30 Years and Counting
On January 29, 1984, my mother, who was 42 at the time, was vacationing in Eagle River, Wisconsin and was headed out for a day of snowmobiling. She started her snowmobile and proceeded down the same road they always traveled when she realized something was wrong. The throttle was stuck and before she could decide what to do, she crashed straight into a tree. When she looked up she saw a friend running her direction with his arms out ready to lift her out of the snow; she immediately told him not to move her. She knew the injury was bad.
Flight For Life’s Very First Patient: Mary Louise Bachmann by her daughter Renee Bachmann
The EMS crew that came to her rescue was skilled in dealing with snowmobile accidents and did an amazing job of transporting her to the hospital. It was determined that she had broken both clavicles, several ribs, punctured a lung and had a broken back. My mother was also a brittle diabetic which made her situation even more difficult to manage. The doctors consulted with one of the best orthopedic surgeons in the state and it was decided that he should perform the necessary surgeries. He was located at the Milwaukee County Medical Complex and it was determined that it would be too risky for her to be transported that far by ground ambulance. Plus the pain she would experience would be intolerable. This is when we were informed that a new medical helicopter program had just gone into service on the 26th called Flight For Life. Using the helicopter would make the transport faster and smoother for my mom, minimizing her pain.

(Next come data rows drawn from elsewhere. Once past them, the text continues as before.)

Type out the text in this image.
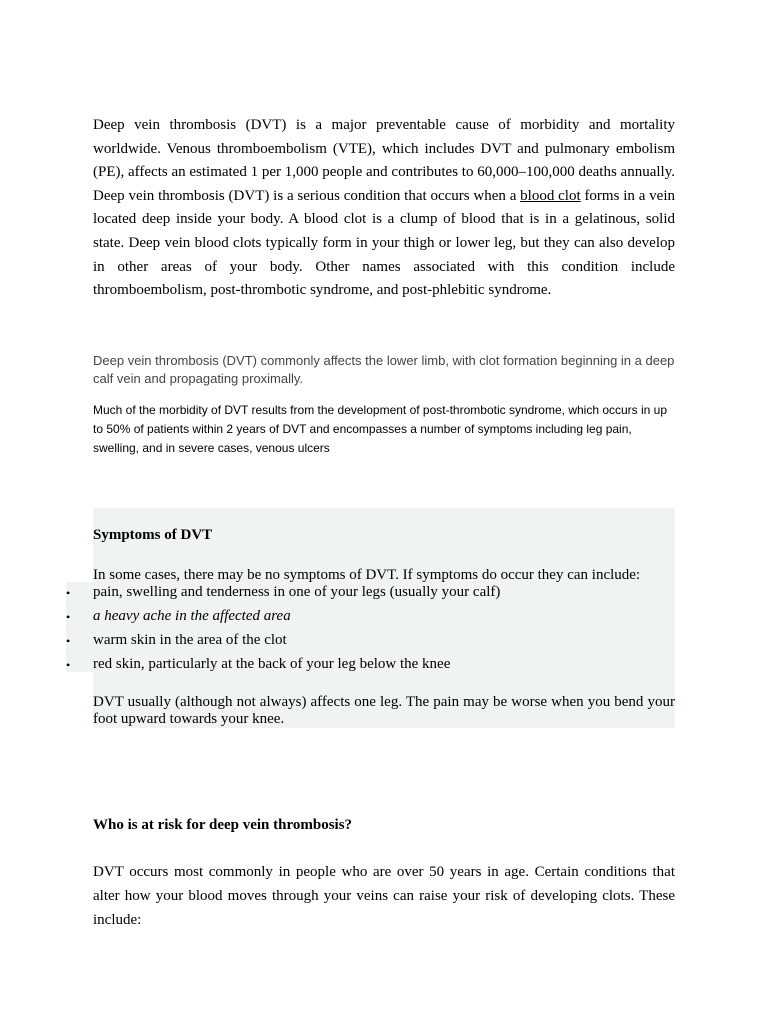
Deep vein thrombosis (DVT) is a major preventable cause of morbidity and mortality worldwide. Venous thromboembolism (VTE), which includes DVT and pulmonary embolism (PE), affects an estimated 1 per 1,000 people and contributes to 60,000–100,000 deaths annually. Deep vein thrombosis (DVT) is a serious condition that occurs when a blood clot forms in a vein located deep inside your body. A blood clot is a clump of blood that is in a gelatinous, solid state. Deep vein blood clots typically form in your thigh or lower leg, but they can also develop in other areas of your body. Other names associated with this condition include thromboembolism, post-thrombotic syndrome, and post-phlebitic syndrome.

Deep vein thrombosis (DVT) commonly affects the lower limb, with clot formation beginning in a deep calf vein and propagating proximally.

Much of the morbidity of DVT results from the development of post-thrombotic syndrome, which occurs in up to 50% of patients within 2 years of DVT and encompasses a number of symptoms including leg pain, swelling, and in severe cases, venous ulcers

Symptoms of DVT

In some cases, there may be no symptoms of DVT. If symptoms do occur they can include:

•	pain, swelling and tenderness in one of your legs (usually your calf)
•	a heavy ache in the affected area
•	warm skin in the area of the clot
•	red skin, particularly at the back of your leg below the knee

DVT usually (although not always) affects one leg. The pain may be worse when you bend your foot upward towards your knee.

Who is at risk for deep vein thrombosis?

DVT occurs most commonly in people who are over 50 years in age. Certain conditions that alter how your blood moves through your veins can raise your risk of developing clots. These include:
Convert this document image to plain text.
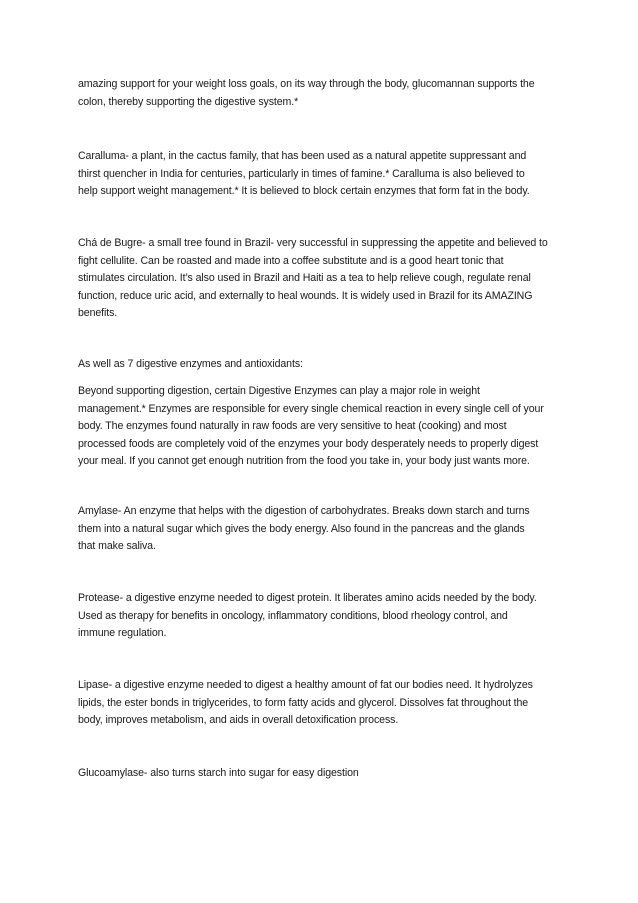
amazing support for your weight loss goals, on its way through the body, glucomannan supports the
colon, thereby supporting the digestive system.*
Caralluma- a plant, in the cactus family, that has been used as a natural appetite suppressant and
thirst quencher in India for centuries, particularly in times of famine.* Caralluma is also believed to
help support weight management.* It is believed to block certain enzymes that form fat in the body.
Chá de Bugre- a small tree found in Brazil- very successful in suppressing the appetite and believed to
fight cellulite. Can be roasted and made into a coffee substitute and is a good heart tonic that
stimulates circulation. It’s also used in Brazil and Haiti as a tea to help relieve cough, regulate renal
function, reduce uric acid, and externally to heal wounds. It is widely used in Brazil for its AMAZING
benefits.
As well as 7 digestive enzymes and antioxidants:
Beyond supporting digestion, certain Digestive Enzymes can play a major role in weight
management.* Enzymes are responsible for every single chemical reaction in every single cell of your
body. The enzymes found naturally in raw foods are very sensitive to heat (cooking) and most
processed foods are completely void of the enzymes your body desperately needs to properly digest
your meal. If you cannot get enough nutrition from the food you take in, your body just wants more.
Amylase- An enzyme that helps with the digestion of carbohydrates. Breaks down starch and turns
them into a natural sugar which gives the body energy. Also found in the pancreas and the glands
that make saliva.
Protease- a digestive enzyme needed to digest protein. It liberates amino acids needed by the body.
Used as therapy for benefits in oncology, inflammatory conditions, blood rheology control, and
immune regulation.
Lipase- a digestive enzyme needed to digest a healthy amount of fat our bodies need. It hydrolyzes
lipids, the ester bonds in triglycerides, to form fatty acids and glycerol. Dissolves fat throughout the
body, improves metabolism, and aids in overall detoxification process.
Glucoamylase- also turns starch into sugar for easy digestion
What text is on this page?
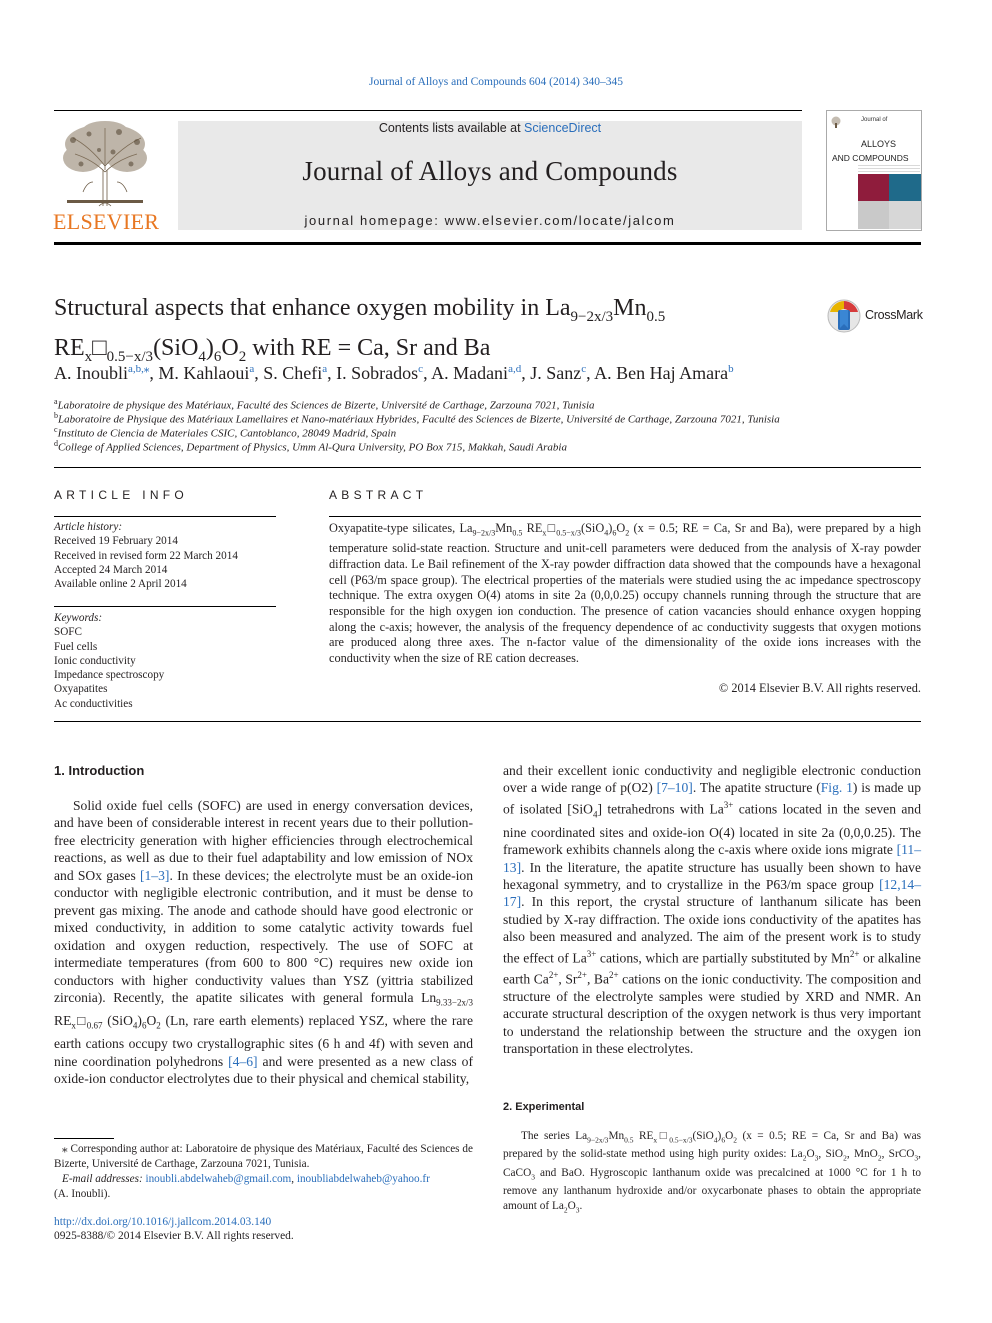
Journal of Alloys and Compounds 604 (2014) 340–345
ELSEVIER
Contents lists available at ScienceDirect
Journal of Alloys and Compounds
journal homepage: www.elsevier.com/locate/jalcom
Journal of
ALLOYS
AND COMPOUNDS
Structural aspects that enhance oxygen mobility in $La_{9-2x/3}Mn_{0.5}$
$RE_x□_{0.5-x/3}(SiO_4)_6O_2$ with RE = Ca, Sr and Ba
CrossMark
A. Inoubli$^{a,b,⁎}$, M. Kahlaoui$^a$, S. Chefi$^a$, I. Sobrados$^c$, A. Madani$^{a,d}$, J. Sanz$^c$, A. Ben Haj Amara$^b$
$^a$Laboratoire de physique des Matériaux, Faculté des Sciences de Bizerte, Université de Carthage, Zarzouna 7021, Tunisia
$^b$Laboratoire de Physique des Matériaux Lamellaires et Nano-matériaux Hybrides, Faculté des Sciences de Bizerte, Université de Carthage, Zarzouna 7021, Tunisia
$^c$Instituto de Ciencia de Materiales CSIC, Cantoblanco, 28049 Madrid, Spain
$^d$College of Applied Sciences, Department of Physics, Umm Al-Qura University, PO Box 715, Makkah, Saudi Arabia
ARTICLE INFO
Article history:
Received 19 February 2014
Received in revised form 22 March 2014
Accepted 24 March 2014
Available online 2 April 2014
Keywords:
SOFC
Fuel cells
Ionic conductivity
Impedance spectroscopy
Oxyapatites
Ac conductivities
ABSTRACT
Oxyapatite-type silicates, $La_{9-2x/3}Mn_{0.5}$ $RE_x□_{0.5-x/3}(SiO_4)_6O_2$ (x = 0.5; RE = Ca, Sr and Ba), were prepared by a high temperature solid-state reaction. Structure and unit-cell parameters were deduced from the analysis of X-ray powder diffraction data. Le Bail refinement of the X-ray powder diffraction data showed that the compounds have a hexagonal cell (P63/m space group). The electrical properties of the materials were studied using the ac impedance spectroscopy technique. The extra oxygen O(4) atoms in site 2a (0,0,0.25) occupy channels running through the structure that are responsible for the high oxygen ion conduction. The presence of cation vacancies should enhance oxygen hopping along the c-axis; however, the analysis of the frequency dependence of ac conductivity suggests that oxygen motions are produced along three axes. The n-factor value of the dimensionality of the oxide ions increases with the conductivity when the size of RE cation decreases.
© 2014 Elsevier B.V. All rights reserved.
1. Introduction
Solid oxide fuel cells (SOFC) are used in energy conversation devices, and have been of considerable interest in recent years due to their pollution-free electricity generation with higher efficiencies through electrochemical reactions, as well as due to their fuel adaptability and low emission of NOx and SOx gases [1–3]. In these devices; the electrolyte must be an oxide-ion conductor with negligible electronic contribution, and it must be dense to prevent gas mixing. The anode and cathode should have good electronic or mixed conductivity, in addition to some catalytic activity towards fuel oxidation and oxygen reduction, respectively. The use of SOFC at intermediate temperatures (from 600 to 800 °C) requires new oxide ion conductors with higher conductivity values than YSZ (yittria stabilized zirconia). Recently, the apatite silicates with general formula $Ln_{9.33-2x/3}$ $RE_x□_{0.67}$ $(SiO_4)_6O_2$ (Ln, rare earth elements) replaced YSZ, where the rare earth cations occupy two crystallographic sites (6 h and 4f) with seven and nine coordination polyhedrons [4–6] and were presented as a new class of oxide-ion conductor electrolytes due to their physical and chemical stability,
and their excellent ionic conductivity and negligible electronic conduction over a wide range of p(O2) [7–10]. The apatite structure (Fig. 1) is made up of isolated [SiO$_4$] tetrahedrons with $La^{3+}$ cations located in the seven and nine coordinated sites and oxide-ion O(4) located in site 2a (0,0,0.25). The framework exhibits channels along the c-axis where oxide ions migrate [11–13]. In the literature, the apatite structure has usually been shown to have hexagonal symmetry, and to crystallize in the P63/m space group [12,14–17]. In this report, the crystal structure of lanthanum silicate has been studied by X-ray diffraction. The oxide ions conductivity of the apatites has also been measured and analyzed. The aim of the present work is to study the effect of $La^{3+}$ cations, which are partially substituted by $Mn^{2+}$ or alkaline earth $Ca^{2+}$, $Sr^{2+}$, $Ba^{2+}$ cations on the ionic conductivity. The composition and structure of the electrolyte samples were studied by XRD and NMR. An accurate structural description of the oxygen network is thus very important to understand the relationship between the structure and the oxygen ion transportation in these electrolytes.
2. Experimental
The series $La_{9-2x/3}Mn_{0.5}$ $RE_x□_{0.5-x/3}(SiO_4)_6O_2$ (x = 0.5; RE = Ca, Sr and Ba) was prepared by the solid-state method using high purity oxides: $La_2O_3$, SiO$_2$, MnO$_2$, SrCO$_3$, CaCO$_3$ and BaO. Hygroscopic lanthanum oxide was precalcined at 1000 °C for 1 h to remove any lanthanum hydroxide and/or oxycarbonate phases to obtain the appropriate amount of $La_2O_3$.
⁎ Corresponding author at: Laboratoire de physique des Matériaux, Faculté des Sciences de Bizerte, Université de Carthage, Zarzouna 7021, Tunisia.
E-mail addresses: inoubli.abdelwaheb@gmail.com, inoubliabdelwaheb@yahoo.fr
(A. Inoubli).
http://dx.doi.org/10.1016/j.jallcom.2014.03.140
0925-8388/© 2014 Elsevier B.V. All rights reserved.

I was a young child at the time and was brought to the hospital in Milwaukee to meet the helicopter when it landed.
I will never forget the sound of the helicopter, the wind that it made as it landed and watching it land in front of me.
At the time there was not a dedicated helipad but rather a designated area on the hospital grounds.
Surgery & Recovery
After being brought into the hospital, my mom was put in a special air bed where she had to stay flat on her back for several months while going through multiple surgeries, including one that involved going in through the front (abdomen) and moving organs so that the spine could be operated on.
If she had not been transported to Milwaukee County, this surgery would not have been possible. When mom was finally able to be released from the hospital an ambulance had to bring her home and I recall her saying, even then, that every bump in the road was painful. A hospital bed was brought into the lower level of our home as she was unable to climb stairs or sit up for long periods of time. Not long after she was brought home, a pin slipped in her back and it was necessary for her to return to the hospital for more surgery, which I know was very depressing for her. It was a long road to recovery, but in the end she returned to a perfectly normal lifestyle and you would never be able to tell by looking at her that she had been through so much. I can't imagine how different the outcome might have been without the amazing service of Flight For Life.
There were three kids in our family: Kevin, Stuart and me. My mother and father owned a business called Bachmann Brokerage in Hartland. They also had a vacation home in the north woods (Manitowish Waters) where she loved to kayak and garden, though she never went out snowmobiling again. When she was 62 she was diagnosed with ovarian cancer, the same age as her mother was when she was diagnosed. It was discovered she had the BRCA1 genetic mutation and after much chemo, surgeries and other treatments, she died on June 29, 2007 at the age of 65. She and my dad had been married 43 years at the time of her death with nine grandchildren.
Mom was so many things; strong yet loving, disciplined, quiet, caring, and smart. Her love for animals, especially dogs and wolves, led her to support the Best Friends Animal Sanctuary.
She appreciated art, especially with natural elements like stone or wood. It was because of Flight For Life and those who were involved in her care after the accident that she was able to enjoy the things she loved and we were able to have her in our lives for 20 more years.
I know she was so grateful for your service and the incredible kindness of the flight crew. Barb Hess, Flight For Life’s first program director, gave us FFL coffee mugs. I remember mom drank from one almost every day. Our family is thankful for all that FFL did for mom and our family.